Two Tunisians Immolate Themselves in Echo of ‘Arab Spring’ Uprising

Police cars and a military armored personnel carrier block the entrance of the Tunisian parliament in Tunis, Tuesday, July 27, 2021. The Ennahda party, has called for dialogue, following President Kais Saeid's sacking of the prime minister and suspension of parliament on Sunday. (AP Photo/Hassene Dridi)
AP Photo/Hassene Dridi

Two men in Tunisia set themselves on fire over the past few days to protest living conditions in their country, reprising the event that set the “Arab Spring” uprisings of 2011 in motion.

The Arab Spring began when a 27-year-old street vendor named Mohammed Bouazizi set himself on fire outside the local governor’s office, enraged by the confiscation of his merchandise and callous treatment by regulatory officials. Bouazizi died of his injuries after two weeks in the hospital, galvanizing a popular uprising that eventually drove dictator President Zine al-Abidine Ben Ali from the country after two decades in power.

Tunisia is once again ruled by a dictator, President Kais Saied. Saied won office in 2019 as an outsider crusading against corruption and promising dramatic reforms.
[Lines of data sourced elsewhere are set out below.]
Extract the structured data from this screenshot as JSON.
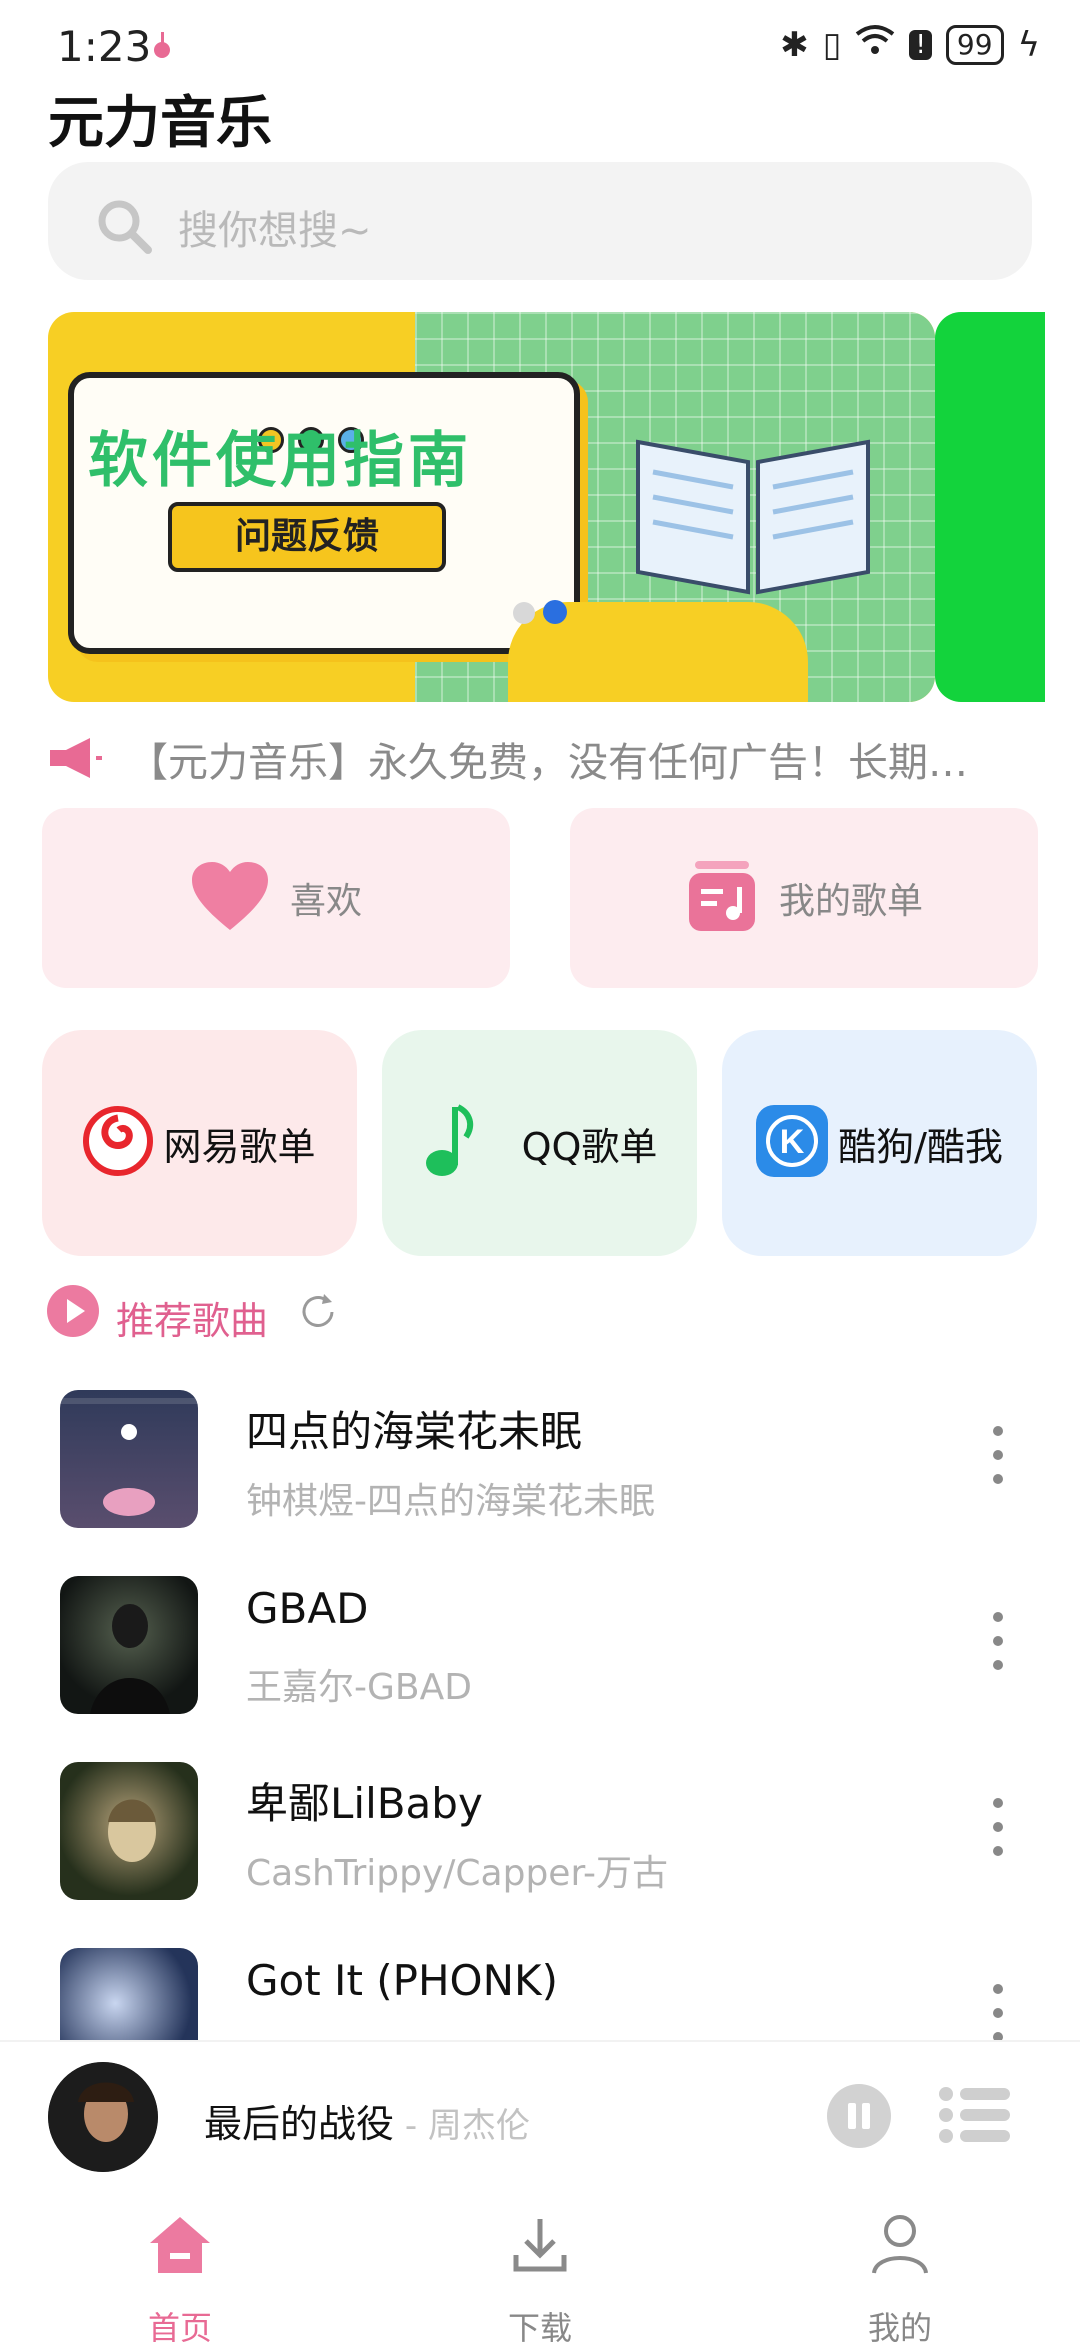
{
  "status_bar": {
    "time": "1:23",
    "battery": "99"
  },
  "app": {
    "title": "元力音乐"
  },
  "search": {
    "placeholder": "搜你想搜~"
  },
  "banner": {
    "main_text": "软件使用指南",
    "sub_text": "问题反馈"
  },
  "notice": {
    "text": "【元力音乐】永久免费，没有任何广告！长期…"
  },
  "quick_cards": [
    {
      "label": "喜欢",
      "icon": "heart-icon"
    },
    {
      "label": "我的歌单",
      "icon": "playlist-icon"
    }
  ],
  "sources": [
    {
      "label": "网易歌单",
      "icon": "netease-logo-icon",
      "bg": "#fde9ea"
    },
    {
      "label": "QQ歌单",
      "icon": "qq-music-icon",
      "bg": "#e8f6ec"
    },
    {
      "label": "酷狗/酷我",
      "icon": "kugou-icon",
      "bg": "#e7f1fd"
    }
  ],
  "recommend": {
    "title": "推荐歌曲"
  },
  "songs": [
    {
      "title": "四点的海棠花未眠",
      "subtitle": "钟棋煜-四点的海棠花未眠",
      "cover_color": "#3b3550"
    },
    {
      "title": "GBAD",
      "subtitle": "王嘉尔-GBAD",
      "cover_color": "#1e2522"
    },
    {
      "title": "卑鄙LilBaby",
      "subtitle": "CashTrippy/Capper-万古",
      "cover_color": "#2a3322"
    },
    {
      "title": "Got It (PHONK)",
      "subtitle": "",
      "cover_color": "#24345a"
    }
  ],
  "player": {
    "title": "最后的战役",
    "artist": "周杰伦"
  },
  "nav": [
    {
      "label": "首页",
      "active": true
    },
    {
      "label": "下载",
      "active": false
    },
    {
      "label": "我的",
      "active": false
    }
  ],
  "colors": {
    "accent": "#e86a94",
    "netease": "#e8262d",
    "qq": "#1ebf5b",
    "kugou": "#2b8be8"
  }
}
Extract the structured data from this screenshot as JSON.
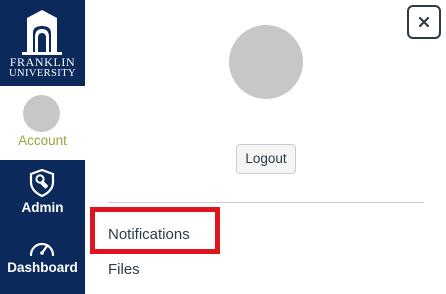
{
  "brand": {
    "line1": "FRANKLIN",
    "line2": "UNIVERSITY",
    "color": "#0b2a5b",
    "logo_icon": "franklin-arch-icon"
  },
  "nav": {
    "account": {
      "label": "Account",
      "label_color": "#9aa33b"
    },
    "admin": {
      "label": "Admin",
      "icon": "wrench-shield-icon"
    },
    "dashboard": {
      "label": "Dashboard",
      "icon": "speedometer-icon"
    }
  },
  "tray": {
    "close_icon": "close-icon",
    "logout_label": "Logout",
    "links": [
      {
        "label": "Notifications",
        "highlighted": true
      },
      {
        "label": "Files",
        "highlighted": false
      }
    ],
    "highlight_color": "#e0141e"
  }
}
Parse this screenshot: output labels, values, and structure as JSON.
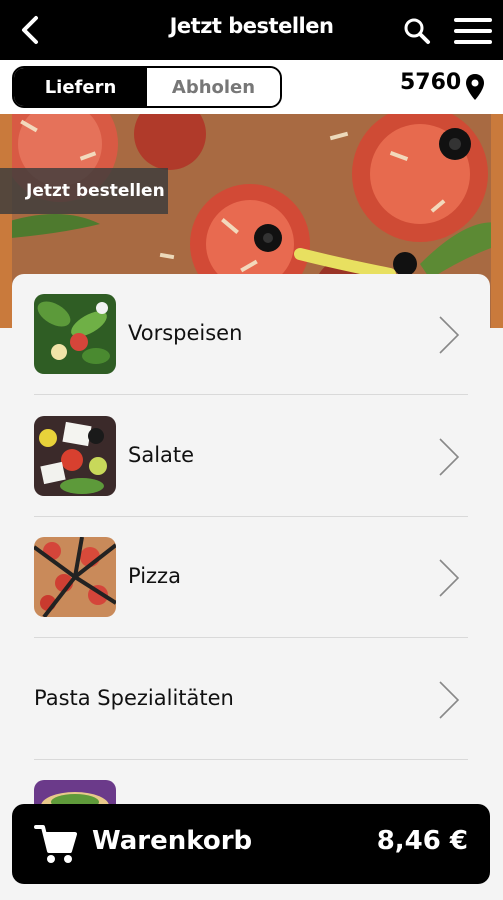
{
  "header": {
    "title": "Jetzt bestellen",
    "back_icon": "chevron-left-icon",
    "search_icon": "search-icon",
    "menu_icon": "hamburger-menu-icon"
  },
  "delivery": {
    "options": [
      {
        "label": "Liefern",
        "selected": true
      },
      {
        "label": "Abholen",
        "selected": false
      }
    ],
    "zip": "5760",
    "location_icon": "map-pin-icon"
  },
  "banner": {
    "label": "Jetzt bestellen"
  },
  "categories": [
    {
      "label": "Vorspeisen",
      "image": "salad-thumbnail",
      "has_image": true
    },
    {
      "label": "Salate",
      "image": "greek-salad-thumbnail",
      "has_image": true
    },
    {
      "label": "Pizza",
      "image": "pizza-thumbnail",
      "has_image": true
    },
    {
      "label": "Pasta Spezialitäten",
      "image": "",
      "has_image": false
    }
  ],
  "cart": {
    "label": "Warenkorb",
    "total": "8,46 €",
    "icon": "shopping-cart-icon"
  },
  "colors": {
    "bar": "#000000",
    "background": "#f4f4f4",
    "accent": "#c97a3c"
  }
}
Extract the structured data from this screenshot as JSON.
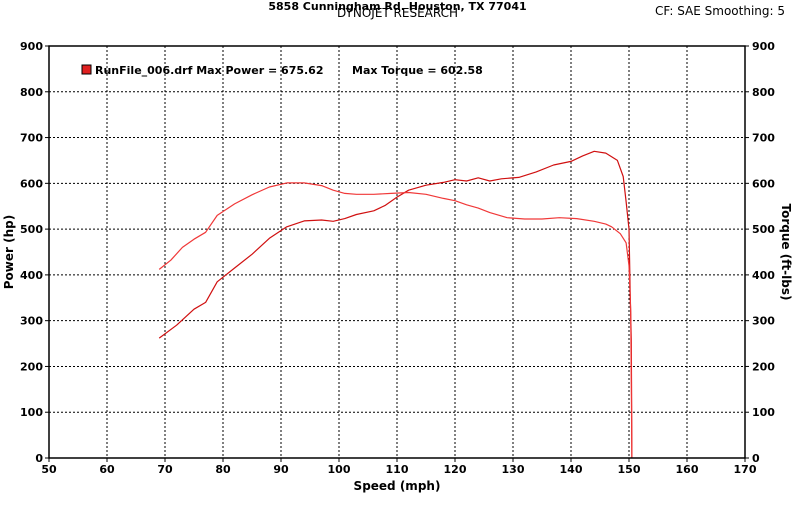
{
  "header": {
    "title": "DYNOJET RESEARCH",
    "correction_info": "CF: SAE  Smoothing: 5"
  },
  "footer": {
    "address": "5858 Cunningham Rd. Houston, TX 77041"
  },
  "legend": {
    "run_label": "RunFile_006.drf Max Power = 675.62",
    "torque_label": "Max Torque = 602.58",
    "swatch_color": "#e02020"
  },
  "chart_data": {
    "type": "line",
    "xlabel": "Speed (mph)",
    "ylabel": "Power (hp)",
    "y2label": "Torque (ft-lbs)",
    "xlim": [
      50,
      170
    ],
    "ylim": [
      0,
      900
    ],
    "y2lim": [
      0,
      900
    ],
    "x_ticks": [
      50,
      60,
      70,
      80,
      90,
      100,
      110,
      120,
      130,
      140,
      150,
      160,
      170
    ],
    "y_ticks": [
      0,
      100,
      200,
      300,
      400,
      500,
      600,
      700,
      800,
      900
    ],
    "grid": true,
    "series": [
      {
        "name": "Power",
        "color": "#d01010",
        "points": [
          [
            69,
            262
          ],
          [
            72,
            290
          ],
          [
            75,
            325
          ],
          [
            77,
            340
          ],
          [
            79,
            385
          ],
          [
            82,
            415
          ],
          [
            85,
            445
          ],
          [
            88,
            480
          ],
          [
            91,
            505
          ],
          [
            94,
            518
          ],
          [
            97,
            520
          ],
          [
            99,
            517
          ],
          [
            101,
            523
          ],
          [
            103,
            532
          ],
          [
            106,
            540
          ],
          [
            108,
            552
          ],
          [
            110,
            570
          ],
          [
            112,
            585
          ],
          [
            115,
            596
          ],
          [
            118,
            602
          ],
          [
            120,
            608
          ],
          [
            122,
            605
          ],
          [
            124,
            612
          ],
          [
            126,
            605
          ],
          [
            128,
            610
          ],
          [
            131,
            613
          ],
          [
            134,
            625
          ],
          [
            137,
            640
          ],
          [
            140,
            648
          ],
          [
            142,
            660
          ],
          [
            144,
            670
          ],
          [
            146,
            666
          ],
          [
            148,
            650
          ],
          [
            149,
            615
          ],
          [
            149.5,
            560
          ],
          [
            150,
            500
          ],
          [
            150.2,
            360
          ],
          [
            150.4,
            260
          ],
          [
            150.5,
            0
          ]
        ]
      },
      {
        "name": "Torque",
        "color": "#f03838",
        "points": [
          [
            69,
            412
          ],
          [
            71,
            432
          ],
          [
            73,
            460
          ],
          [
            75,
            478
          ],
          [
            77,
            493
          ],
          [
            79,
            530
          ],
          [
            82,
            555
          ],
          [
            85,
            575
          ],
          [
            88,
            592
          ],
          [
            91,
            601
          ],
          [
            94,
            601
          ],
          [
            97,
            595
          ],
          [
            99,
            585
          ],
          [
            101,
            578
          ],
          [
            103,
            576
          ],
          [
            106,
            576
          ],
          [
            109,
            578
          ],
          [
            112,
            580
          ],
          [
            115,
            576
          ],
          [
            118,
            567
          ],
          [
            120,
            562
          ],
          [
            122,
            553
          ],
          [
            124,
            546
          ],
          [
            126,
            536
          ],
          [
            129,
            525
          ],
          [
            132,
            522
          ],
          [
            135,
            522
          ],
          [
            138,
            525
          ],
          [
            141,
            523
          ],
          [
            144,
            517
          ],
          [
            146,
            511
          ],
          [
            147,
            505
          ],
          [
            148.5,
            490
          ],
          [
            149.5,
            470
          ],
          [
            150,
            420
          ],
          [
            150.3,
            320
          ],
          [
            150.5,
            0
          ]
        ]
      }
    ]
  }
}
In August 2021, he suspended the Tunisian parliament and seized absolute power, supposedly a temporary move while he imposes the most challenging reform policies. 

On Saturday, Saied announced he was preparing to amend or nullify the national constitution, although he promised in a live television address that his proposed “amendments” would be enacted through the proper legal “framework.” 


EDITORS NOTE: Graphic content / A man, who set himself on fire, is helped by passersby and Tunisian police officers in the Habib Bourguiba avenue in the capital Tunis on September 11, 2021, before being taken to hospital for treatment. (Photo by SOFIENE HAMDAOUI/AFP via Getty Images)

Saied’s advisors suggested he plans to impose a new constitution through a national referendum, overruling objections from Tunisia’s political parties. Among other obstacles, Tunisian constitutional law states that amendments can only be put to a referendum after securing approval by two-thirds of parliament, and Tunisia does not have a parliament at the moment.

Last week, a 26-year-old man named Neji Hefiane set himself on fire in front of his family and died in the hospital. The Hefiane family said he suffered gunshot wounds to the head during the early days of the Arab Spring uprising but never received the government aid he was promised, even after his father appealed directly to President Saied.

“It was the injustice and marginalization he suffered that pushed my son to kill himself,” his father said.

“My brother didn’t get anything he was entitled to, neither free healthcare nor a guaranteed job. He asked everywhere but was only met with neglect, including from the president,” Neji’s sister added.

A second man, age 35 but as yet unnamed by Tunisian officials, set himself ablaze on Saturday on a street corner in the heart of Tunis, the national capital. He reportedly tried to get the attention of journalists before dousing himself in flammable liquid and setting himself on fire.

Lawyer Lamia Farhani told AFP that a disturbing number of Tunisians who were injured during the 2011 uprising are “threatening to kill themselves.”

“There is no political will to guarantee [their] basic rights,” said Farhani, who runs a foundation to benefit the “martyrs and wounded” from the Arab Spring.

“The state and all the governments that have come and gone since 2011 are responsible for the state of despair and disgust among these people,” she said.